Face aux recherches documentaires effectuées sur les projets de verdissement montréalais, plusieurs éléments de la théorie de la régulation sociale ne semblaient pas convenir à la réalité vécue. Tout d’abord, les interactions entre les groupes en jeu n’étaient pas perçues comme égalitaires, et l’existence d’un espace pour la discussion et la négociation des règles n’apparaissait pas certaine. Au contraire, des règles claires existent et doivent être respectées dans l’action d’aménagement de l’espace urbain et dans l’utilisation du financement

accordé.
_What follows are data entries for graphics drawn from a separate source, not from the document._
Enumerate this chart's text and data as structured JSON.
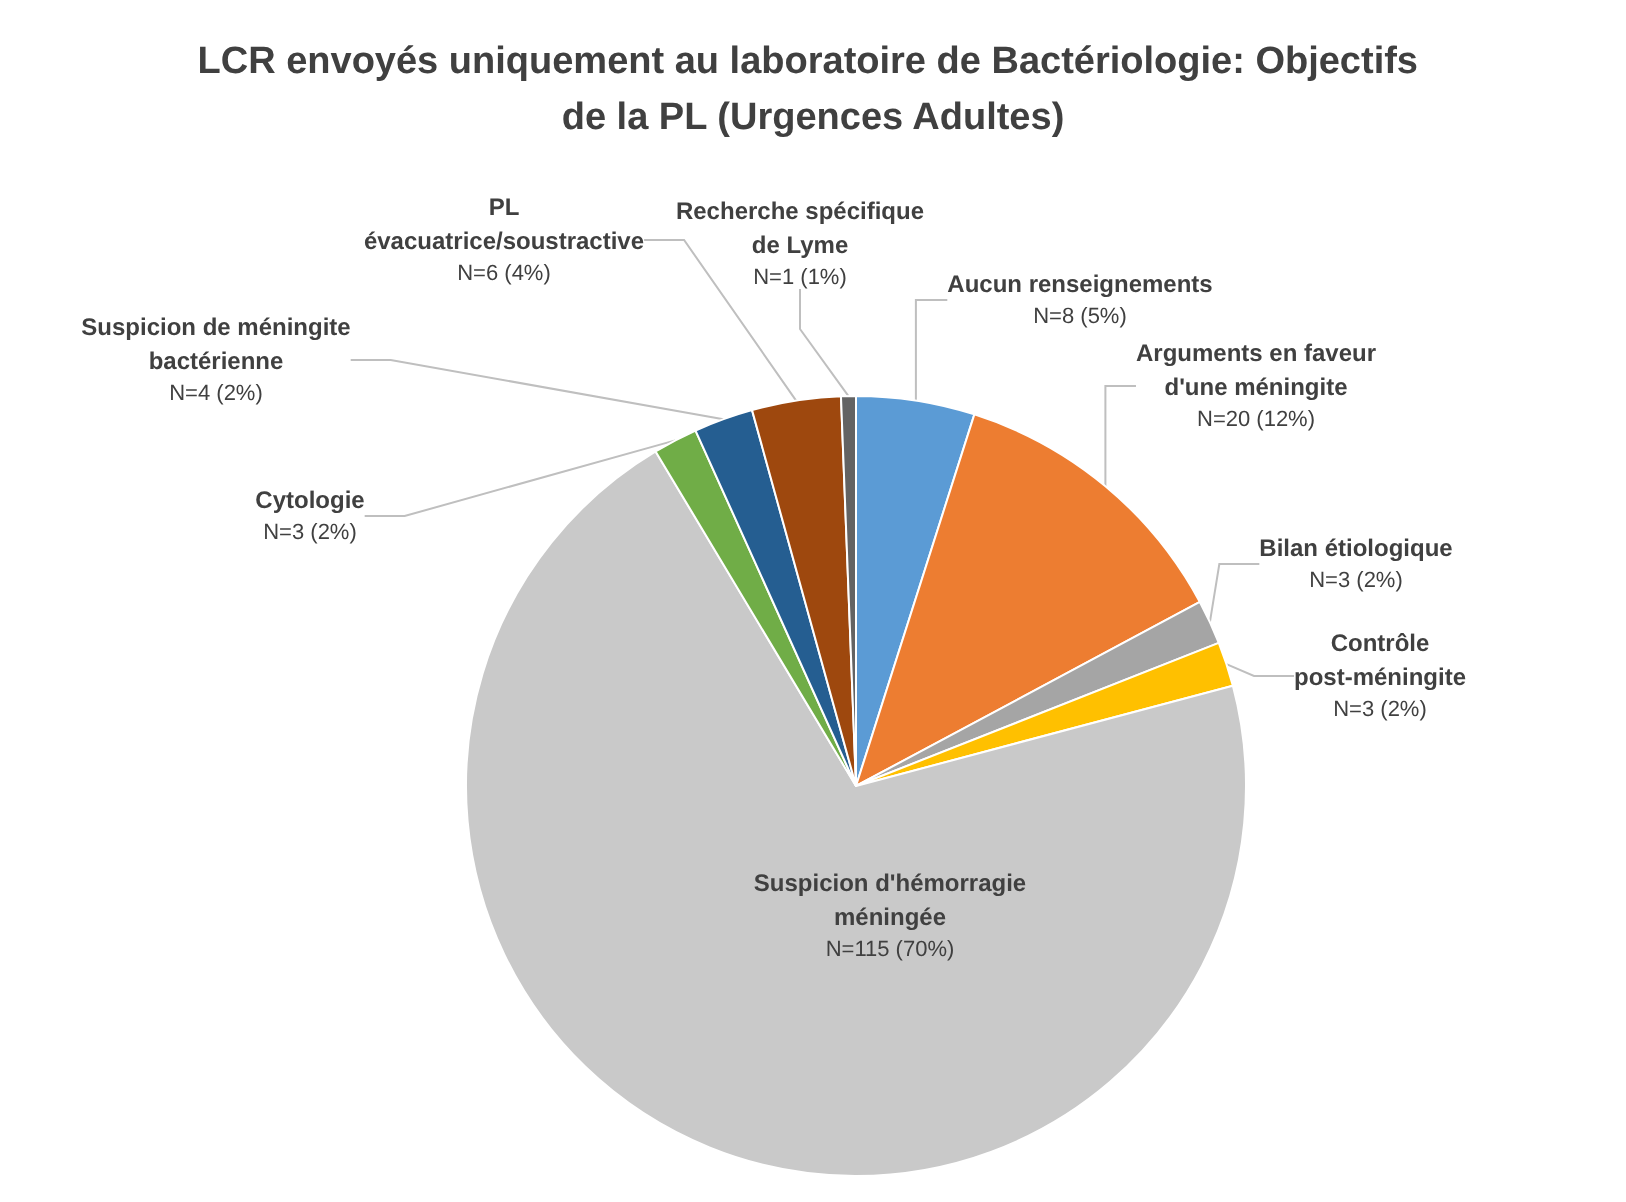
{
  "chart_data": {
    "type": "pie",
    "title": "LCR envoyés uniquement au laboratoire de Bactériologie: Objectifs de la PL (Urgences Adultes)",
    "categories": [
      "Aucun renseignements",
      "Arguments en faveur d'une méningite",
      "Bilan étiologique",
      "Contrôle post-méningite",
      "Suspicion d'hémorragie méningée",
      "Cytologie",
      "Suspicion de méningite bactérienne",
      "PL évacuatrice/soustractive",
      "Recherche spécifique de Lyme"
    ],
    "values": [
      8,
      20,
      3,
      3,
      115,
      3,
      4,
      6,
      1
    ],
    "value_labels": [
      "N=8 (5%)",
      "N=20 (12%)",
      "N=3 (2%)",
      "N=3 (2%)",
      "N=115 (70%)",
      "N=3 (2%)",
      "N=4 (2%)",
      "N=6 (4%)",
      "N=1 (1%)"
    ],
    "colors": [
      "#5b9bd5",
      "#ed7d31",
      "#a5a5a5",
      "#ffc000",
      "#c9c9c9",
      "#70ad47",
      "#255e91",
      "#9e480e",
      "#636363"
    ],
    "legend": false
  }
}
Les groupes externes que constituent les arrondissements, les institutions et les bailleurs de fonds imposent donc cet ensemble de règles aux organismes environnementaux qui, bien souvent, ne semblent pas détenir de position de pouvoir qui leur permettrait de négocier ces règles. Cette différence d’influence fut d’ailleurs soulignée par le sociologue Norbert Alter dans sa critique de la théorie de Reynaud (Lebeaupin 2010). L’interdépendance entre les acteurs n’est donc pas garantie; les acteurs communautaires ne sont pas essentiels à leurs partenaires bien souvent, ni les projets qu’ils entreprennent, ce qui expliquerait qu’ils soient donc soumis au cadre de contraintes, et doivent apprendre à composer avec elles.

Un élément retenu de cette théorie est toutefois l’existence d’une règle effective, celle appliquée sur le terrain bien qu’elle ne soit écrite nulle part. Elle ne supplante pas la règle de droit, mais représente cette règle retravaillée pour être applicable dans le contexte d’action (de Terssac 2012). Il est attendu que les groupes disposent de telles règles avec leurs partenaires, notamment les instances municipales.